Precalculus: Concepts Through Functions, A Unit Circle Approach to Trigonometry (3rd Edition)

Published by Pearson
ISBN 10: 0-32193-104-1
ISBN 13: 978-0-32193-104-7

Chapter 2 - Linear and Quadratic Functions - Section 2.3 Quadratic Functions and Their Zeros - 2.3 Assess Your Understanding - Page 146: 86

Answer

Zeros: $\dfrac{-1+\sqrt{5}}{2},\dfrac{-1-\sqrt{5}}{2}$ $x$-intercepts: $\dfrac{-1+\sqrt{5}}{2},\dfrac{-1-\sqrt{5}}{2}$

Work Step by Step

To find the zeros of a function $f$, solve the equation $f(x)=0$ The zeros of the function are also the $x-$intercepts.
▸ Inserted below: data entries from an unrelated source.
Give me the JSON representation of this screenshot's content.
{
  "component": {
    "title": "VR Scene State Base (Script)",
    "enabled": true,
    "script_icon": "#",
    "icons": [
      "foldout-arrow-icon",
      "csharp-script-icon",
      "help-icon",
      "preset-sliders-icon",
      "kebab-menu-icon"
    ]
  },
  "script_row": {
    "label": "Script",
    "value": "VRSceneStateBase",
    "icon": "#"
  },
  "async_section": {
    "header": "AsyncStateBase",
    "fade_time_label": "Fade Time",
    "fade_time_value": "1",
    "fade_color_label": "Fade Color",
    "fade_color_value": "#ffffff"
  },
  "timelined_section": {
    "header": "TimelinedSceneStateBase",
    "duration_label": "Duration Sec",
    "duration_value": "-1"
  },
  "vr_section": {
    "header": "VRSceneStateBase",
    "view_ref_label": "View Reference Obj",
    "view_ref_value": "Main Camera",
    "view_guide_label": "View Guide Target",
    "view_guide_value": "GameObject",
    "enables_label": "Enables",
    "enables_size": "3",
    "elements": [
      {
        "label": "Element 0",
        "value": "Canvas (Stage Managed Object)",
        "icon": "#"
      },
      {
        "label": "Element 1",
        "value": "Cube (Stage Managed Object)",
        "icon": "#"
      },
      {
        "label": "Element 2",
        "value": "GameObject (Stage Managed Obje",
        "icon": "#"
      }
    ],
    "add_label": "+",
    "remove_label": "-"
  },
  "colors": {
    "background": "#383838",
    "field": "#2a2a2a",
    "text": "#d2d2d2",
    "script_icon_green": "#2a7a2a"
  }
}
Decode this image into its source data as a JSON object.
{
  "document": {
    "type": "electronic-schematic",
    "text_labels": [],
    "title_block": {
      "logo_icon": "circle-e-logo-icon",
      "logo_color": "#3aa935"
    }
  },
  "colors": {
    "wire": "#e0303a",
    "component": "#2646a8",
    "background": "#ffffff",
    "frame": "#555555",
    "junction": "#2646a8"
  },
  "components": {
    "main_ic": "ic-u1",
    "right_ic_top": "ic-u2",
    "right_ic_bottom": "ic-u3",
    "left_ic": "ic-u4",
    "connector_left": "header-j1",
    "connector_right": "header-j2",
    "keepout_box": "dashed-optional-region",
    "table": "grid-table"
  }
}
Let $g(x)=0$: $$x^2+x-1=0$$ Comparing $x^2+x-1=0$ to $ax^2+bx+c=0$ to find $a,b \text{ and } c$ $$\therefore a =1, b=1, c =-1$$ Evaluating the discriminant $b^2-4ac$ $$b^2-4ac = (-1)^2-4 \times 1\times -1 = 5$$ The quadratic formula is given by: $$x= \dfrac{-b \pm \sqrt{b^2-4ac}}{2a}$$ $$x= \dfrac{-1\pm \sqrt{5}}{2\times 1}$$ $$x=\dfrac{-1\pm \sqrt{5}}{2}$$ Thus, the zeros, which are also the $x$-intercepts, are $\dfrac{-1+\sqrt{5}}{2}$ and $\dfrac{-1-\sqrt{5}}{2}$.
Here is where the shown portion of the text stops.